# Now then



## Billyb (Oct 5, 2008)

Did a 2 year trip round Europe in 2005/6 26 countries in our ( eventually) trusty Hymer. Wild camped pretty much the whole way. Well the rat race doesn't seem to have the same appeal so we have another Hymer & we're gonna do it all again. Amazed to find this site. Much prefer to be wild camping - we seem to meet so many great people 

Take it easy 

Bri & Marie


----------



## Deleted member 2636 (Oct 5, 2008)

Nice to see you - to see you etc

and Welcome to Wild Camping - perhaps you could post some pictures and a bit of a write up from your travels? it would help to lift the gloom that some of us will be stuck with this winter


----------



## Deleted member 775 (Oct 5, 2008)

hi welcome to wild camping, hope you have a great time on your travels enjoy.keep us posted


----------



## jimmnlizz (Oct 5, 2008)

Hi Billyb, welcome to the site!!  There is all sorts  of interesting  stuff on here!   ENJOY!    JIM


----------



## guerdeval (Oct 6, 2008)

Not knocking 'wild camping' but with Winter coming on there's a lot to be said for a bit of comfort, we're parked up at La Marina South of Alicante until next April, 2 pools, gym, tennis, top class showers etc/bar with happy hour and near the beach, 11Euro a night (about 7quid) , got to be cheaper than trying to heat a house in UK. (and free wi-fi of course)


----------



## Billyb (Oct 6, 2008)

Well we headed out from the UK Xmas eve, ferry over to Bilbao. Very nervous ( we'd never owned a van before, never spent more than a weekend in this one & here we were on our way for 2 years) Spain was cold so we headed down to Portugal only to find that most of the UK/ Holland/ Germany were already there. We had fine times down there. In all we made it as high as Nord Kapp, East as the Ukraine, West as Capo St Vincent in Portugal & South as Gib. Took 30,000 photos - I'll post some when I've worked it out.  Thanks for the warm welcome - hope we'll meet on the road


----------



## lenny (Oct 6, 2008)

Hi and welcome Billyboy, admire your bottle, looking forward to some of the pics, if not all of them,What type of Hymer did you use?


----------



## Deleted member 4053 (Oct 13, 2008)

*europe and beyond*

Hi billyb   
Welcome!


That looks a great trip you are on, how about a blog as well as some pictures
for us uk members who havent made it abroad yet

weez
Tony


----------



## Baggins (Oct 13, 2008)

*Do you have to contract the whole winter*



guerdeval said:


> Not knocking 'wild camping' but with Winter coming on there's a lot to be said for a bit of comfort, we're parked up at La Marina South of Alicante until next April, 2 pools, gym, tennis, top class showers etc/bar with happy hour and near the beach, 11Euro a night (about 7quid) , got to be cheaper than trying to heat a house in UK. (and free wi-fi of course)




Hi

Do you have to contract the whole winter to get that 7 squid price?

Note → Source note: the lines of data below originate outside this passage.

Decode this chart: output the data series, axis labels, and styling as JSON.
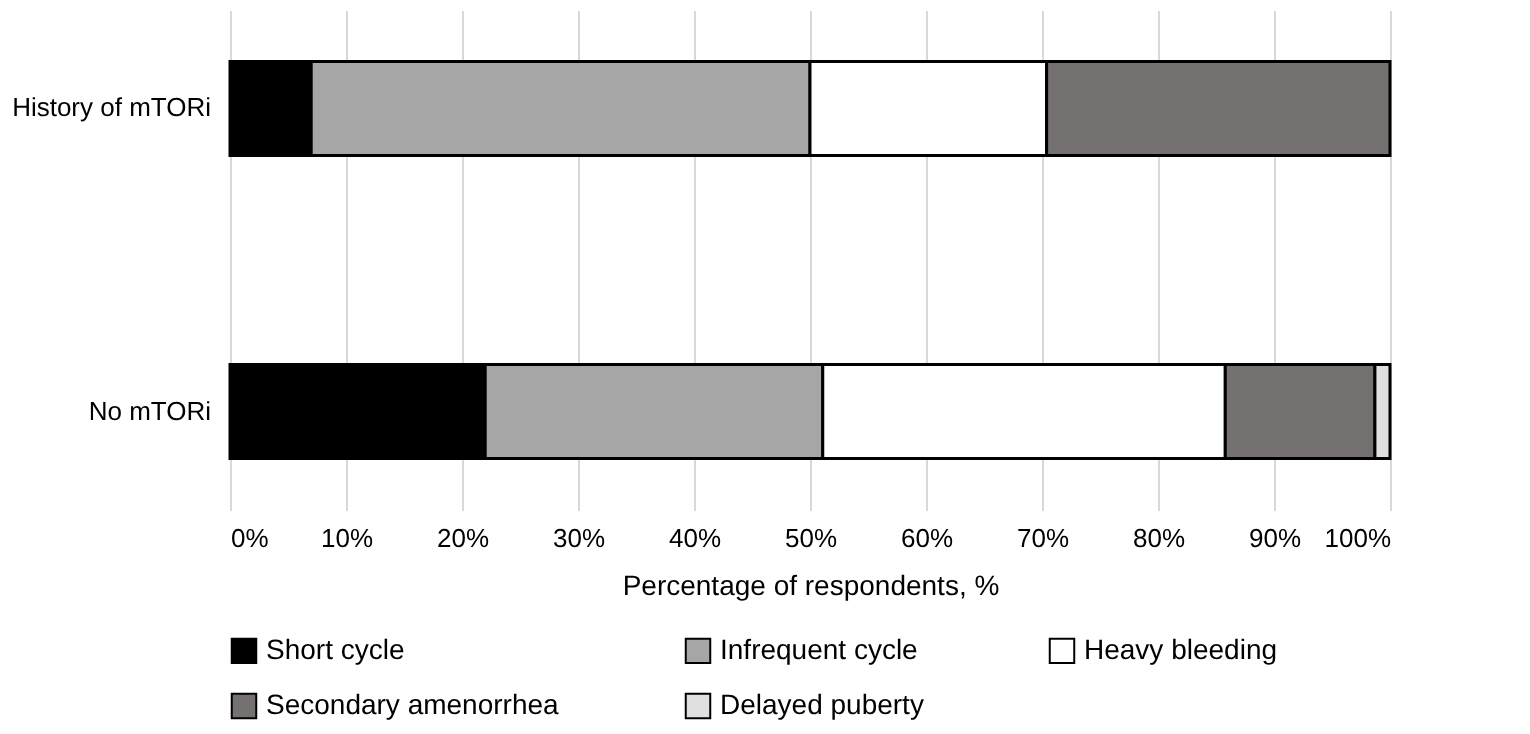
{
  "chart_data": {
    "type": "bar",
    "orientation": "horizontal",
    "stacked": true,
    "xlabel": "Percentage of respondents, %",
    "categories": [
      "History of mTORi",
      "No mTORi"
    ],
    "series": [
      {
        "name": "Short cycle",
        "color": "#000000",
        "values": [
          7,
          22
        ]
      },
      {
        "name": "Infrequent cycle",
        "color": "#a6a6a6",
        "values": [
          43,
          29.1
        ]
      },
      {
        "name": "Heavy bleeding",
        "color": "#ffffff",
        "values": [
          20.4,
          34.7
        ]
      },
      {
        "name": "Secondary amenorrhea",
        "color": "#767171",
        "values": [
          29.6,
          12.9
        ]
      },
      {
        "name": "Delayed puberty",
        "color": "#e0e0e0",
        "values": [
          null,
          1.3
        ]
      }
    ],
    "xlim": [
      0,
      100
    ],
    "xticks": [
      {
        "value": 0,
        "label": "0%"
      },
      {
        "value": 10,
        "label": "10%"
      },
      {
        "value": 20,
        "label": "20%"
      },
      {
        "value": 30,
        "label": "30%"
      },
      {
        "value": 40,
        "label": "40%"
      },
      {
        "value": 50,
        "label": "50%"
      },
      {
        "value": 60,
        "label": "60%"
      },
      {
        "value": 70,
        "label": "70%"
      },
      {
        "value": 80,
        "label": "80%"
      },
      {
        "value": 90,
        "label": "90%"
      },
      {
        "value": 100,
        "label": "100%"
      }
    ],
    "grid": "x",
    "legend": "bottom"
  }
}
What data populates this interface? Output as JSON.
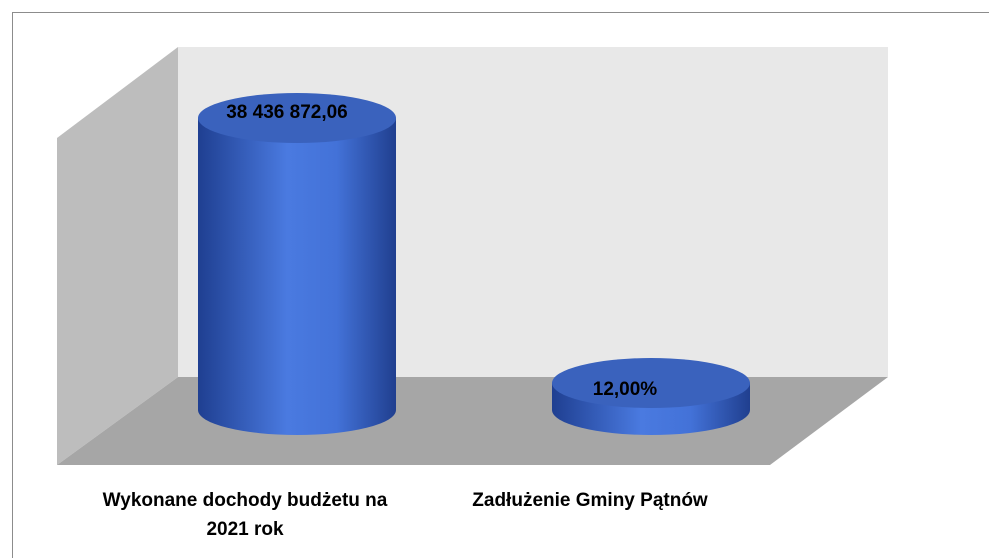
{
  "chart_data": {
    "type": "cylinder",
    "categories": [
      "Wykonane dochody budżetu na 2021 rok",
      "Zadłużenie Gminy Pątnów"
    ],
    "values": [
      38436872.06,
      12
    ],
    "value_labels": [
      "38 436 872,06",
      "12,00%"
    ],
    "color": "#3f6fd0"
  }
}
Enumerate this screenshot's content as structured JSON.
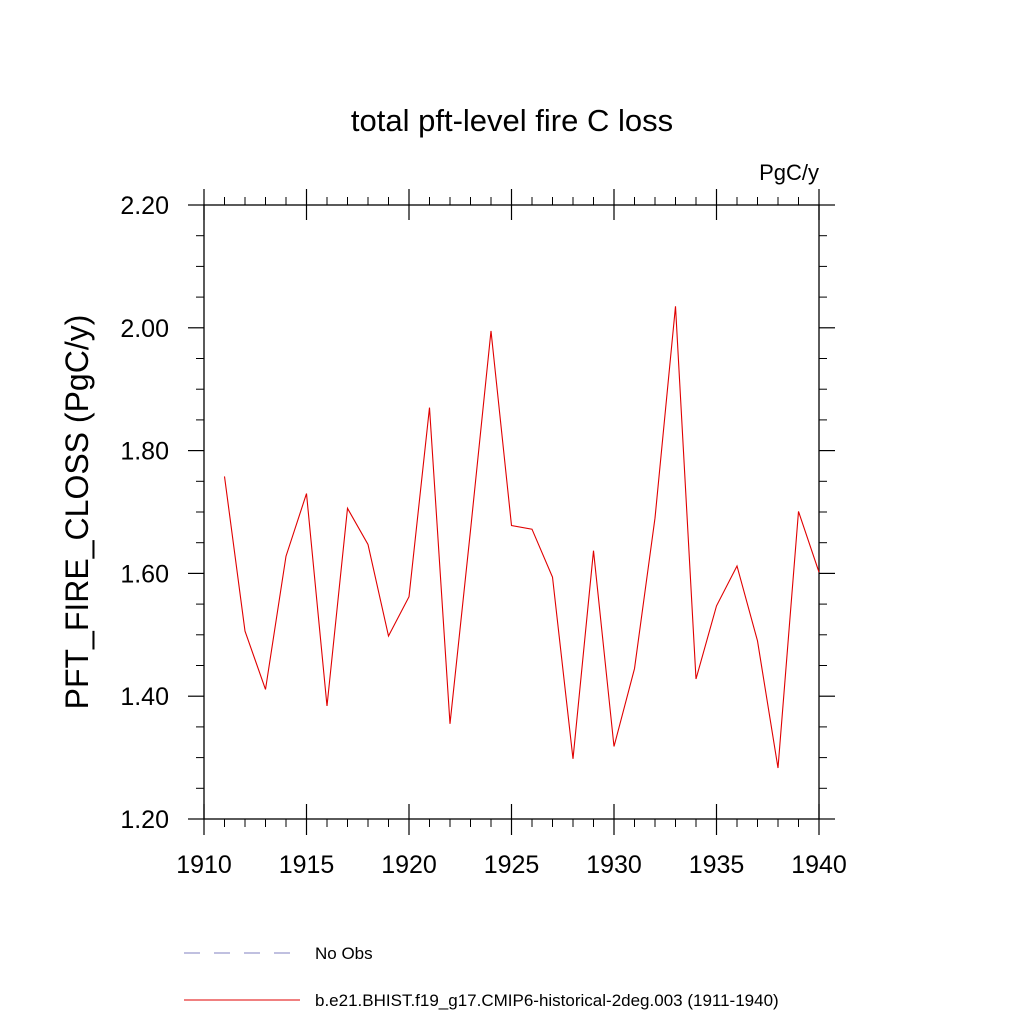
{
  "chart_data": {
    "type": "line",
    "title": "total pft-level fire C loss",
    "units": "PgC/y",
    "ylabel": "PFT_FIRE_CLOSS  (PgC/y)",
    "xlabel": "",
    "xlim": [
      1910,
      1940
    ],
    "ylim": [
      1.2,
      2.2
    ],
    "x_ticks": [
      1910,
      1915,
      1920,
      1925,
      1930,
      1935,
      1940
    ],
    "x_tick_labels": [
      "1910",
      "1915",
      "1920",
      "1925",
      "1930",
      "1935",
      "1940"
    ],
    "y_ticks": [
      1.2,
      1.4,
      1.6,
      1.8,
      2.0,
      2.2
    ],
    "y_tick_labels": [
      "1.20",
      "1.40",
      "1.60",
      "1.80",
      "2.00",
      "2.20"
    ],
    "grid": false,
    "legend_position": "bottom",
    "series": [
      {
        "name": "No Obs",
        "color": "#8080c0",
        "dash": "dashed",
        "x": [],
        "y": []
      },
      {
        "name": "b.e21.BHIST.f19_g17.CMIP6-historical-2deg.003 (1911-1940)",
        "color": "#e00000",
        "dash": "solid",
        "x": [
          1911,
          1912,
          1913,
          1914,
          1915,
          1916,
          1917,
          1918,
          1919,
          1920,
          1921,
          1922,
          1923,
          1924,
          1925,
          1926,
          1927,
          1928,
          1929,
          1930,
          1931,
          1932,
          1933,
          1934,
          1935,
          1936,
          1937,
          1938,
          1939,
          1940
        ],
        "y": [
          1.758,
          1.506,
          1.411,
          1.628,
          1.73,
          1.384,
          1.706,
          1.647,
          1.498,
          1.562,
          1.87,
          1.355,
          1.67,
          1.995,
          1.678,
          1.672,
          1.594,
          1.298,
          1.637,
          1.318,
          1.445,
          1.69,
          2.035,
          1.428,
          1.547,
          1.612,
          1.49,
          1.283,
          1.701,
          1.602
        ]
      }
    ]
  }
}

I read that prices on Spanish site for 'latecomers' is sometimes very high.

Anyhow - looks a good deal.

BW


----------



## cipro (Oct 13, 2008)

guerdeval said:


> Not knocking 'wild camping' but with Winter coming on there's a lot to be said for a bit of comfort, we're parked up at La Marina South of Alicante until next April, 2 pools, gym, tennis, top class showers etc/bar with happy hour and near the beach, 11Euro a night (about 7quid) , got to be cheaper than trying to heat a house in UK. (and free wi-fi of course)


 
Thats sounds brill and cost is good any pics being as it is dull here
I work in the brick industry and have 8 weeks off from december

Will have plenty of time but no dosh to go south to warmer places
Bummer. Still we wont let the buggers grind us down


----------